Com o corpo da jovem nos braços, não sabia o que fazer. Esperou, portanto, que ela definisse toda a extensão dos carinhos que pretendia receber.
— Aperte-me contra o peito, que eu quero sentir o palpitar de seu coração — sussurrou ela ao ouvido do estupefato senhor, agora mais senhor e mais estupefato do que nunca.
A reação do homem foi educada e temerosa. Encostou o rosto na face da mocinha, prestando atenção nos seios a arfar.
Mas a sessão de afetuosos transbordamentos parou por ali. Ela se desprendeu dos braços dele, tomou-o por ambas as mãos e arrastou-o para o sofá, sentando-se de molde a poder olhá-lo nos olhos.
— Eu quero que você me conte, tintim por tintim, tudo o que vem fazendo na Espanha. Se tiver algum compromisso agora de manhã, leve-me junto. Eu não quero perder um instante sequer de sua companhia.
— Eu só vou ao estúdio depois da “siesta”. Teremos algumas horas para pô-la à vontade no apartamento.
— Então me conte como é que você se tem dado com as mulheres daqui. São “calientes, salerosas”?

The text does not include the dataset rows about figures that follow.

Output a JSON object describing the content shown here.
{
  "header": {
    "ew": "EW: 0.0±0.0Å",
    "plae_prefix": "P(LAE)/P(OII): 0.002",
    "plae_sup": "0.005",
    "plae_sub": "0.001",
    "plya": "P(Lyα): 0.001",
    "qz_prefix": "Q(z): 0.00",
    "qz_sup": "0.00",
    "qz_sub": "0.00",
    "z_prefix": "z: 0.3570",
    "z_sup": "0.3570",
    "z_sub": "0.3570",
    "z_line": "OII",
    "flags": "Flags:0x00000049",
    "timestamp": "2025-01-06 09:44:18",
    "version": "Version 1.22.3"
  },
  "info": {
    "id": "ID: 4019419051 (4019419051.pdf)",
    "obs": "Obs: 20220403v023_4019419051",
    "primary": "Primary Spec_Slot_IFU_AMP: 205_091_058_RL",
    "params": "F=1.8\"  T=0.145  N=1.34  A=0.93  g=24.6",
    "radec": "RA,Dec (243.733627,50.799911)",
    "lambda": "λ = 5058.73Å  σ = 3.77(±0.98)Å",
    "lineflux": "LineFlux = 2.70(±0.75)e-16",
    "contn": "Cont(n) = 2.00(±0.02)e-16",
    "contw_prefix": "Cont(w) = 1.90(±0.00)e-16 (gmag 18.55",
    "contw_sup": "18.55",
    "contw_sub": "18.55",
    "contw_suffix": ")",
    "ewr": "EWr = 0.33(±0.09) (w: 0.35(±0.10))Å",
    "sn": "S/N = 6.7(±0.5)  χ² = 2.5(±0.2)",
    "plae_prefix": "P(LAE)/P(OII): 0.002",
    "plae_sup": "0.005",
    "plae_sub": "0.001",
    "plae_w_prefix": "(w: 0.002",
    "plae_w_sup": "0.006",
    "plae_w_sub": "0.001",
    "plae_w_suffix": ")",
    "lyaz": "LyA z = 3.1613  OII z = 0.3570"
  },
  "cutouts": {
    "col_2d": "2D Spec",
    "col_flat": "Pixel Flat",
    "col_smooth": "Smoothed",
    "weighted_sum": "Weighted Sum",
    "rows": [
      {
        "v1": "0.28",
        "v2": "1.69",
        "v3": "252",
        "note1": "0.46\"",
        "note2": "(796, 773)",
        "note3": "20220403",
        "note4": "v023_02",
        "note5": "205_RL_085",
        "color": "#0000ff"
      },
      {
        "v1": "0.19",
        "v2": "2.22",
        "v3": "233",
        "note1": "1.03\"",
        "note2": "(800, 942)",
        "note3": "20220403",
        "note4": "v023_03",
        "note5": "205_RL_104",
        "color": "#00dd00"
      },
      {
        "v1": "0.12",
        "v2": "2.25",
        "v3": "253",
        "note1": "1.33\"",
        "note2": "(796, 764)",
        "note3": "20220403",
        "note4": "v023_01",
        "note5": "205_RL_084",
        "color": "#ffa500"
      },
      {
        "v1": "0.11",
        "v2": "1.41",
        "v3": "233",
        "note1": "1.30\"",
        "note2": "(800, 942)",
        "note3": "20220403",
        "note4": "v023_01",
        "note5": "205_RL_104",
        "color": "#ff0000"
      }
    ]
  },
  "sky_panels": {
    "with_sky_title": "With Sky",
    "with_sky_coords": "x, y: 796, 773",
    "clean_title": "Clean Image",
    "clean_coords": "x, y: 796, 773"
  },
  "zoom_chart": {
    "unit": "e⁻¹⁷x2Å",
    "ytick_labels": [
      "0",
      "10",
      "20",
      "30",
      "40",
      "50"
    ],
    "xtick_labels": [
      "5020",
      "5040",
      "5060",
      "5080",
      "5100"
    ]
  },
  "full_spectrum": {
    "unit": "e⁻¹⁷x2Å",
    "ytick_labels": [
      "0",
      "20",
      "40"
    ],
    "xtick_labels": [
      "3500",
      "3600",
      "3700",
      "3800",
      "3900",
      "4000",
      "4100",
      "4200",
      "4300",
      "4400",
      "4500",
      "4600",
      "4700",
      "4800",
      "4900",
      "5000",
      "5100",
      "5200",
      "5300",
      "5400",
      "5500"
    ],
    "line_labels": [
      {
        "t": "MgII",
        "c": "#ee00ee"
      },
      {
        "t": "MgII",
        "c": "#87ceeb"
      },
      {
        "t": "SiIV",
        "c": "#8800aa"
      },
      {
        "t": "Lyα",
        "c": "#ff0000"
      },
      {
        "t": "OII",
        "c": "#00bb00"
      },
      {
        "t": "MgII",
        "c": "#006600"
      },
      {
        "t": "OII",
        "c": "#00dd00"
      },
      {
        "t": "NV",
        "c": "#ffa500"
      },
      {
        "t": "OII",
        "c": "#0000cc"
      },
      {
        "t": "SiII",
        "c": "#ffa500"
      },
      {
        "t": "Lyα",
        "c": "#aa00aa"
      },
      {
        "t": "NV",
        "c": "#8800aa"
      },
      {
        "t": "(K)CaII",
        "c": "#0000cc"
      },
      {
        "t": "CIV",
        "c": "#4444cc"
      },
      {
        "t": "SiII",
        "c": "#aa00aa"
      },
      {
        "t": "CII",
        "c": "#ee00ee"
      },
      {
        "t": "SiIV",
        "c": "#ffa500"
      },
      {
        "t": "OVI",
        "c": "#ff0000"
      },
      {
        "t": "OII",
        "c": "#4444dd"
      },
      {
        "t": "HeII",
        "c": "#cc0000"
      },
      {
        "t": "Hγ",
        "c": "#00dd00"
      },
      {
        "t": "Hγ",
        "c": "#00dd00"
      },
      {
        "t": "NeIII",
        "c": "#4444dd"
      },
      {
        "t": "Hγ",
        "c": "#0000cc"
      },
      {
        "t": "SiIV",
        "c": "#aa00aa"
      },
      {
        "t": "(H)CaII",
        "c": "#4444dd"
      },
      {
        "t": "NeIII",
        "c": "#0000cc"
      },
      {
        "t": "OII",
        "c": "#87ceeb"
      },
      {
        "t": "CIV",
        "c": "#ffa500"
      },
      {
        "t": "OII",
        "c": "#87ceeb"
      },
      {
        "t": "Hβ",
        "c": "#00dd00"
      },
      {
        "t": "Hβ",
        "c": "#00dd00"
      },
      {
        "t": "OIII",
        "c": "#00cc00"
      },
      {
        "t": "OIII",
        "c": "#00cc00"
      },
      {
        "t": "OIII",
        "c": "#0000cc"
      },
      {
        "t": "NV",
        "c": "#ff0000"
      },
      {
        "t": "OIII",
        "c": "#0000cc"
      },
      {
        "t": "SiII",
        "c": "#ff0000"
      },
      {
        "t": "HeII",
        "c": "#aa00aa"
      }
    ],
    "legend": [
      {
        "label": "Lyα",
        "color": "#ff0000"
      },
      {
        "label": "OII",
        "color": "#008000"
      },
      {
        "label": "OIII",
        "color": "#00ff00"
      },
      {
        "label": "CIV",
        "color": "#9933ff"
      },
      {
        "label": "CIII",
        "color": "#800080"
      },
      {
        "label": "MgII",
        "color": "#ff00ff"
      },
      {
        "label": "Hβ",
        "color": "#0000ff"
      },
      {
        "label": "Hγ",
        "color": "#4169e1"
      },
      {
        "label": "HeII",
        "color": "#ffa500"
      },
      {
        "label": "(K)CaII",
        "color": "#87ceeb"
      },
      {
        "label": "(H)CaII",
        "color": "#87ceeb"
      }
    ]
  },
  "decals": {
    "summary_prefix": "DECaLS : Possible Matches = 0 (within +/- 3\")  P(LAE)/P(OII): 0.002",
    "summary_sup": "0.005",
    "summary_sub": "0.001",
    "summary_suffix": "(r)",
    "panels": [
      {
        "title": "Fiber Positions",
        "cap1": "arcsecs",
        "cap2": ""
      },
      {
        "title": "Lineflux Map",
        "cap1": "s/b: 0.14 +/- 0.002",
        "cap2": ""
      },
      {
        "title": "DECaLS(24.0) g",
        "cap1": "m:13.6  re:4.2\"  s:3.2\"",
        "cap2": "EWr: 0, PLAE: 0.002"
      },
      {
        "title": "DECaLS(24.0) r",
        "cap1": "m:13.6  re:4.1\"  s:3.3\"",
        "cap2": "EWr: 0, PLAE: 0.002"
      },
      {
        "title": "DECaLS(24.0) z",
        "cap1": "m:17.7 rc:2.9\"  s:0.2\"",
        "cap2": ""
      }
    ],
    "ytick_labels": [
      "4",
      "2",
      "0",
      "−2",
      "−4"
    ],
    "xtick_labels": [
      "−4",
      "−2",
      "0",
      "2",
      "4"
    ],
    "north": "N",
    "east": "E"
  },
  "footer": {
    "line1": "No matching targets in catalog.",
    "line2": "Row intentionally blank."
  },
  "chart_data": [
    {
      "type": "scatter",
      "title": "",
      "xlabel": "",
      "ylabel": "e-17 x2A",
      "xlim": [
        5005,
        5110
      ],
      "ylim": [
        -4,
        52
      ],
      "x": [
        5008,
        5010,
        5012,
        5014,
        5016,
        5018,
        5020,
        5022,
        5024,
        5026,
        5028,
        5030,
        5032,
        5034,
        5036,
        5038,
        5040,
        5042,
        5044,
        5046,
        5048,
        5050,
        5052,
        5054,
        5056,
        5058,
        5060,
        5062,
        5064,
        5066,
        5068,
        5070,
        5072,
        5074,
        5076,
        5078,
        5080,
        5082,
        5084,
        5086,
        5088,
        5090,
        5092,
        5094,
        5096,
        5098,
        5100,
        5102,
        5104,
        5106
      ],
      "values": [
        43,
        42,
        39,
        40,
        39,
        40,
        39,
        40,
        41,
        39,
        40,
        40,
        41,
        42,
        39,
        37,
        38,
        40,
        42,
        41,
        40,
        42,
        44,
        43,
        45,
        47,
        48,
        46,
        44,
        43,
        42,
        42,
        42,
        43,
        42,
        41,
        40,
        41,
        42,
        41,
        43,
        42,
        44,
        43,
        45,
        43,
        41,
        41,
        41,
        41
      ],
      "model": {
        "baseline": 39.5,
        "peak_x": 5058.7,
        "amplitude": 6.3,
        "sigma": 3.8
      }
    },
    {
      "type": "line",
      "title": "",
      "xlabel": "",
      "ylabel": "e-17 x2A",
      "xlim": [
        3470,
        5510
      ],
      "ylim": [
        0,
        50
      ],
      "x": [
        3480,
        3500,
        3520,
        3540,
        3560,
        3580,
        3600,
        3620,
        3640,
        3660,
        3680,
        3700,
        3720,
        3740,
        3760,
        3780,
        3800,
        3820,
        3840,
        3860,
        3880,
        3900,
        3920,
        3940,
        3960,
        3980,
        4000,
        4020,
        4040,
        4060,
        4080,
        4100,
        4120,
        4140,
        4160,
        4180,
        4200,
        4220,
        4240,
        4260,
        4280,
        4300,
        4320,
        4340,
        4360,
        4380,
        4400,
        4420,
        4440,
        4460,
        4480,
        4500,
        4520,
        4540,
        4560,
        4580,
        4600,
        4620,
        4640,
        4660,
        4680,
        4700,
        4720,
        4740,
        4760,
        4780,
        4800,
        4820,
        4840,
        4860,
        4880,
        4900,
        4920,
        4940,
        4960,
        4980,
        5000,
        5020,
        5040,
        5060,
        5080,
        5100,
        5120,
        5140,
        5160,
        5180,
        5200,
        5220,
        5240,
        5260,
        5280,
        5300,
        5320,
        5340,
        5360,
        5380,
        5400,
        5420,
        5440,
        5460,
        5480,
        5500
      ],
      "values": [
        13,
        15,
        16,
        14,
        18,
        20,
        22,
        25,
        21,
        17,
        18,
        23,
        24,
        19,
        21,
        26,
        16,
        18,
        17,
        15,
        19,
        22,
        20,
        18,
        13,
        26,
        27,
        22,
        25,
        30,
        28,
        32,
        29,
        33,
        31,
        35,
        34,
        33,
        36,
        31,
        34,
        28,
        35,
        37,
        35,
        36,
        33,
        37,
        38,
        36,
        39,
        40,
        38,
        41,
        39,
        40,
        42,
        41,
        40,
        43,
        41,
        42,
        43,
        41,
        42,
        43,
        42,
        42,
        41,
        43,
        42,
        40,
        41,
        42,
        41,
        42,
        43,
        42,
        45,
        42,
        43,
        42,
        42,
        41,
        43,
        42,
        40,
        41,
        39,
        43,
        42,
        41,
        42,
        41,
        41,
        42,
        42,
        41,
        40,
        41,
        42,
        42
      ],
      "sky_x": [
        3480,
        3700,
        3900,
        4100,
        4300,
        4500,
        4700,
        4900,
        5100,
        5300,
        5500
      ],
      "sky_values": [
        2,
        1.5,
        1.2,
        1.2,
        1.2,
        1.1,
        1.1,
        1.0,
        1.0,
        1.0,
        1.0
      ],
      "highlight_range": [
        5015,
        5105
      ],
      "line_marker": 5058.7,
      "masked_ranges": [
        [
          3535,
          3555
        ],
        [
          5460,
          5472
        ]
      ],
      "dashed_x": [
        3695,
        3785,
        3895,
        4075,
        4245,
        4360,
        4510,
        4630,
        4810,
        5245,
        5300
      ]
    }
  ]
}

— Menina, você é mesmo desabusada...
— Não me ofenda, por favor.
Bernardete fingia zanga, mas estava divertindo-se muito com o fato de Prisco ter-se encabulado.
— Retiro o “desabusada”...
— O “desabusada” me descreve bem. Retire o “menina”, que eu não gosto de ser assim considerada.
— Retiro tudo o que você quiser. Desculpe-me, mas você está me saindo melhor do que a encomenda.
— A expressão deveria ser “pior do que a encomenda”. Mas tudo bem. Responda o que perguntei.
— Eu não arrastei a asa para nenhuma mulher.
— Claro que não! Você vive ainda para sua defunta esposa, ainda mais agora que suspeita que o espírito dela possa estar sempre presente. Mas não foi isso que eu quis saber. Eu perguntei a respeito das mulheres. Elas têm tentado seduzi-lo?
Desconfiado de que a mocinha estava fazendo cena, entrou no jogo dela, finalmente, procurando ironizar:
— Eulália tem vindo visitar-me toda noite.
— E essa “muchacha” é “guapa”?
— Posso dizer que é a mulher de minha vida. Ou foi.
— O fantasma de sua esposa...
— E olha que ela está achando muita graça em seu procedimento, querendo me envergonhar.
— Você não me assusta. Mas eu louvo a sua malícia em se furtar ao assunto. Artes de quem é exímio...
— Você aceita um aperitivo, uma guloseima...
— Eu me empanturrei no vôo. Até estou um pouco enjoada. Você não sentiu mau hálito na minha boca?
— Nada que me lembrasse o queijo gorgonzola que comi hoje cedo...
— Não brinque.
Ela correu em busca da pia do banheiro para escovar os dentes, enquanto Prisco punha as mãos na cabeça:
“De onde me saiu este estrupício? Que vou fazer com ela?”
Mas as coisas se elucidaram logo. Ao voltar à sala, Bernardete foi estabelecendo:
— Vou expulsá-lo do quarto grande. Você vai dormir como hóspede na própria casa. Ou você estava tendo maus pensamentos?...
— Nesta altura dos acontecimentos, eu não sei mais sequer se estou pensando. Vamos arrumar as nossas coisas, segundo a sua disposição.
Foram quinze dias malucos, da mais pura alegria e perfeita moralidade, como se dois irmãos muito unidos partilhassem o mesmo teto, até que chegou o famigerado namorado.